Houve um tempo em que tive um professor genial. Uma vez, imediatamente antes de uma aula principiar, trocámos dois dedos de conversa sobre literatura. Eu falava-lhe de um romance histórico de cuja leitura havia considerado assaz interessante, ao que o professor retorquiu dizendo que não lidava bem com obras que misturavam ficção com realidade. A minha resposta, contrariamente ao que é comum, escapou-se célere pela boca fora, quase não passando pelo sítio onde é verdadeiramente importante que passe: o cérebro. Disse-lhe, então, que toda a “realidade” é, ela própria, uma ficção. Uma história contada pela boca daqueles que vencem os conflitos e as guerras.

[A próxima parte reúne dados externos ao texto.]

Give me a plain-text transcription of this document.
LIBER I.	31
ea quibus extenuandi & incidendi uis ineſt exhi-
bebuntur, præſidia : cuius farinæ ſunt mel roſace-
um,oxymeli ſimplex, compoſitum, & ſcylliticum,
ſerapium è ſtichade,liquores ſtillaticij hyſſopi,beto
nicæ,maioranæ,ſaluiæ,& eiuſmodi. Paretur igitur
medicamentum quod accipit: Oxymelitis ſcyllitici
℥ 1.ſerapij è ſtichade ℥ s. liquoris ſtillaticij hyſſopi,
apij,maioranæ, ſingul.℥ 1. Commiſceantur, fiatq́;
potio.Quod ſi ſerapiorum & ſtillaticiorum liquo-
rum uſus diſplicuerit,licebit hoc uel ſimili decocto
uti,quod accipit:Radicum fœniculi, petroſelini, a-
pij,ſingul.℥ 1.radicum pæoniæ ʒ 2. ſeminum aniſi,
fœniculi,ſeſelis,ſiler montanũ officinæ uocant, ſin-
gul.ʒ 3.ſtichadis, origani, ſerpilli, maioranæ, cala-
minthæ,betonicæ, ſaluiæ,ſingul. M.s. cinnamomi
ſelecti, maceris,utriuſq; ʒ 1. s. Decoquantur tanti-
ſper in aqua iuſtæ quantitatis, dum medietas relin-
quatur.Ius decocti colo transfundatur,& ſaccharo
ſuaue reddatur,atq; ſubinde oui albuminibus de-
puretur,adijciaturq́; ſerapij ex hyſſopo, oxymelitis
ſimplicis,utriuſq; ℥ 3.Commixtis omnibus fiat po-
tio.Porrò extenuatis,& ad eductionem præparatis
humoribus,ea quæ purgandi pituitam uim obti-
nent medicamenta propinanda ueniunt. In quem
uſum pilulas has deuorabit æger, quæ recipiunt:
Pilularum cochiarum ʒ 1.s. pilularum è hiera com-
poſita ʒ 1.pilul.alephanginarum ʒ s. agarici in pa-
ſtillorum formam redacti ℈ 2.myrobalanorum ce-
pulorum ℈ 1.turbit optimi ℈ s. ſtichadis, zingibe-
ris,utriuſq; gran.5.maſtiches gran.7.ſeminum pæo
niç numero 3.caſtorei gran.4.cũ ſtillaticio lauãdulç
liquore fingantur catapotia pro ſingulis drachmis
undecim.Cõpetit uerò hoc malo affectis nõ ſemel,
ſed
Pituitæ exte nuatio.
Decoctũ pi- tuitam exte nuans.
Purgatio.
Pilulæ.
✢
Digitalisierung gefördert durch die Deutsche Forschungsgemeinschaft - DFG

Tem sido sempre assim. Olhando em retrospetiva pelo lençol de factos que conhecemos da humanidade comprovamos, facilmente, que sabemos muito pouco das nações vencidas, dos povos dominados e subjugados. E que mesmo esses povos que ainda subsistem, residuais, sabem muito pouco de si próprios. Uma vez vencidas as guerras, o lado que se sobrepõe trata de encetar um processo de afirmação sobre os derrotados que passa por uma propaganda de demonização dos mesmos, com vista à dominação total de consciências. Foi assim com os grandes impérios da antiguidade que, já naqueles tempos, procederam a massivos processos de aculturação das regiões dominadas. Foi assim com boa parte das religiões dominantes que se apropriaram de alguns elementos das anteriores, adaptando-os, e achincalharam outros. Quem não reconhece na figura do diabo do cristianismo vários elementos das divindades pagãs? Os cascos e os chifres de Baco, o tridente de Neptuno, as características de Vulcano ou Plutão? Foi sempre assim. E é assim com os impérios contemporâneos também.
Tornámo-nos mais sofisticados. A passagem dos tempos trouxe-nos isso. Criámos a psicologia e do seu ventre nasceu, quase de imediato, o comportamentalismo (behaviorismo). Este segmento da psicologia trouxe-nos uma compreensão mais fina do comportamento não apenas do indivíduo per si mas do indivíduo no contexto social. O comportamentalismo iluminou-nos o entendimento do comportamento das massas e as máquinas de propaganda contemporâneas bebem desse conhecimento como elixir mágico que lhes permite incutir subliminarmente os pensamentos precisos que pretendem e extrair as reações esperadas. Fazem uso também das ferramentas de comunicação que foram desenvolvidas e que tornam capaz uma disseminação rápida e eficaz da mensagem, como nunca havia sido possível. Os povos do mundo contemporâneo constituem-se como verdadeiros ratos de laboratório destas ciências.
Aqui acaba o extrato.